The project aims to quantify transatlantic dust and soot flows from Africa and their influence on climate change processes such as ocean fertilization and change in the energetic balance of the atmosphere.
To do so, researchers gathered samples of desert dust found along the ocean from close to Venezuela in the Caribbean to Cape Verde and the Canary Islands. This was a good moment in the year to conduct the research given that the winds are blowing from the African continent towards South America, the Sahara is the dustiest desert in the planet and Central Africa is where the majority of fires originate.
For four weeks, the scientific expedition gathered samples of mineral desert dust and soot suspended in the air above the Atlantic Ocean heading towards South America by using dust collectors and buoys.
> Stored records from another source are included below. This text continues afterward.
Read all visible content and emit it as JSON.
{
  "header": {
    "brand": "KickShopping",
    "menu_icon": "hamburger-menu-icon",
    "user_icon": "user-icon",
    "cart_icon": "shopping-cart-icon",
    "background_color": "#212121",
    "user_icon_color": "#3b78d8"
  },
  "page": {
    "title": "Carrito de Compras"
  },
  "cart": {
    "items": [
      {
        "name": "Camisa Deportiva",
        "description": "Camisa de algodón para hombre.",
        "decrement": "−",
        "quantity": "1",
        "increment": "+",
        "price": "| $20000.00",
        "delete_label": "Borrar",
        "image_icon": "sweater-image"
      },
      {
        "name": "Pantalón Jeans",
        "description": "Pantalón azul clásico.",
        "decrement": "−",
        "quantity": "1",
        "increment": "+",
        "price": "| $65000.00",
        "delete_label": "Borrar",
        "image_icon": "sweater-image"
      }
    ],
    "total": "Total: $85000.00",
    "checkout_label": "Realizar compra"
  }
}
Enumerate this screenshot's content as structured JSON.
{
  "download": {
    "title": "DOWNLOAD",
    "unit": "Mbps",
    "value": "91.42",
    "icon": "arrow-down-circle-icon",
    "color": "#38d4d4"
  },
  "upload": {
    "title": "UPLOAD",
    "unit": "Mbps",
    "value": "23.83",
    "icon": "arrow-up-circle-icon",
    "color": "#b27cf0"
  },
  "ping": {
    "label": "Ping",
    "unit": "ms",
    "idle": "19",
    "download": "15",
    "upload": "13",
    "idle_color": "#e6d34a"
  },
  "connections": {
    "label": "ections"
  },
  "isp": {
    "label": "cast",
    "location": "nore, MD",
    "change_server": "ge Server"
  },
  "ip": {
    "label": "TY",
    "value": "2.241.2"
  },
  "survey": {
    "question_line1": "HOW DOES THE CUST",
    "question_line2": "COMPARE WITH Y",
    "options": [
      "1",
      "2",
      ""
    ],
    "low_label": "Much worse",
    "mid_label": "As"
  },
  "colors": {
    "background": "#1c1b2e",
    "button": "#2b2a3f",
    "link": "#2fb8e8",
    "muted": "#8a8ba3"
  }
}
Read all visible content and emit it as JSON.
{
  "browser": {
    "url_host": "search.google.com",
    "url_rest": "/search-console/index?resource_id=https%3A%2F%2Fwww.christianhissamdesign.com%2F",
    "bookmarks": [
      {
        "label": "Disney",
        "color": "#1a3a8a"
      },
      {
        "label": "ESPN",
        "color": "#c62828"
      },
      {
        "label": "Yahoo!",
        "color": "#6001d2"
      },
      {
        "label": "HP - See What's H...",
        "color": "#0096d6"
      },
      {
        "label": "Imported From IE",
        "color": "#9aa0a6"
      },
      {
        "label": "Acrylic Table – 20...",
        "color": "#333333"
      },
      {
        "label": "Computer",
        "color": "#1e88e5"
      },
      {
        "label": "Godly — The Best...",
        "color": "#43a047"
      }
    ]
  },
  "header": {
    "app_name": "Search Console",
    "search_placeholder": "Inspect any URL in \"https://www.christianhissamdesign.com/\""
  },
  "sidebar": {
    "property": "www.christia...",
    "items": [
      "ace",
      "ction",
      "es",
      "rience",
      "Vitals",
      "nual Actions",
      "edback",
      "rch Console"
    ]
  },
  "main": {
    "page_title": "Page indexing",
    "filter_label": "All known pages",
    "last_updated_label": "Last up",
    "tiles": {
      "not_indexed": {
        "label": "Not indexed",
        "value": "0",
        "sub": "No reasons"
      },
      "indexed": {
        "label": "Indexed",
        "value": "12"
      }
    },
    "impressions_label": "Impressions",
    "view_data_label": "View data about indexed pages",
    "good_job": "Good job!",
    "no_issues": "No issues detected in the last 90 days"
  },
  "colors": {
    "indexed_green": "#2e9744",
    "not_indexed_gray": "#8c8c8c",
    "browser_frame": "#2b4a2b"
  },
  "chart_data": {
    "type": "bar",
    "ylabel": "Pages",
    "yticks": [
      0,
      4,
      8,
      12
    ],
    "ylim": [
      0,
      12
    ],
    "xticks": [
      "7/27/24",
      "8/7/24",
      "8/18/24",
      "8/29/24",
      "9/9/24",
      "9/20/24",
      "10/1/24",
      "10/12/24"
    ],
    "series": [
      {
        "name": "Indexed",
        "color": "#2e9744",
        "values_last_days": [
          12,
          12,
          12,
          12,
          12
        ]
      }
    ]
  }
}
“We want to analyze the process of transport and redistribution of these materials all over the planet and particularly from the African continent to the ocean and even to other continents,” explained lecturer and ICTA-UAB researcher Antoni Rosell, who highlighted the importance of dust in the regulation of the planet’s climate. Atmospheric dust contributes to the cooling of the planet by acting as a screen when suspended in air, therefore reflecting solar light back into space. Rosell added that “when deposited in oceans, the nutrients it carries allows fertilizing the ocean and contributes to a greater productivity of algae, which absorb the CO2 found in the atmosphere”.
Scientists consider it necessary to perform in-depth studies of the functions of this mineral dust and the effects of it traveling around the planet. “We need to learn about the composition of the particles, how they are transported and the effects it can have on the areas in which it is deposited,” Rosell said.
The scientists analyse the size of the particles, the composition of each one and the degree of mobility according to their composition. They will also study how the dust from Central African fires is transported and analyze its organic composition.
The final objective is to understand current processes in order to reconstruct past climate changes and thus be able to predict future processes and tendencies.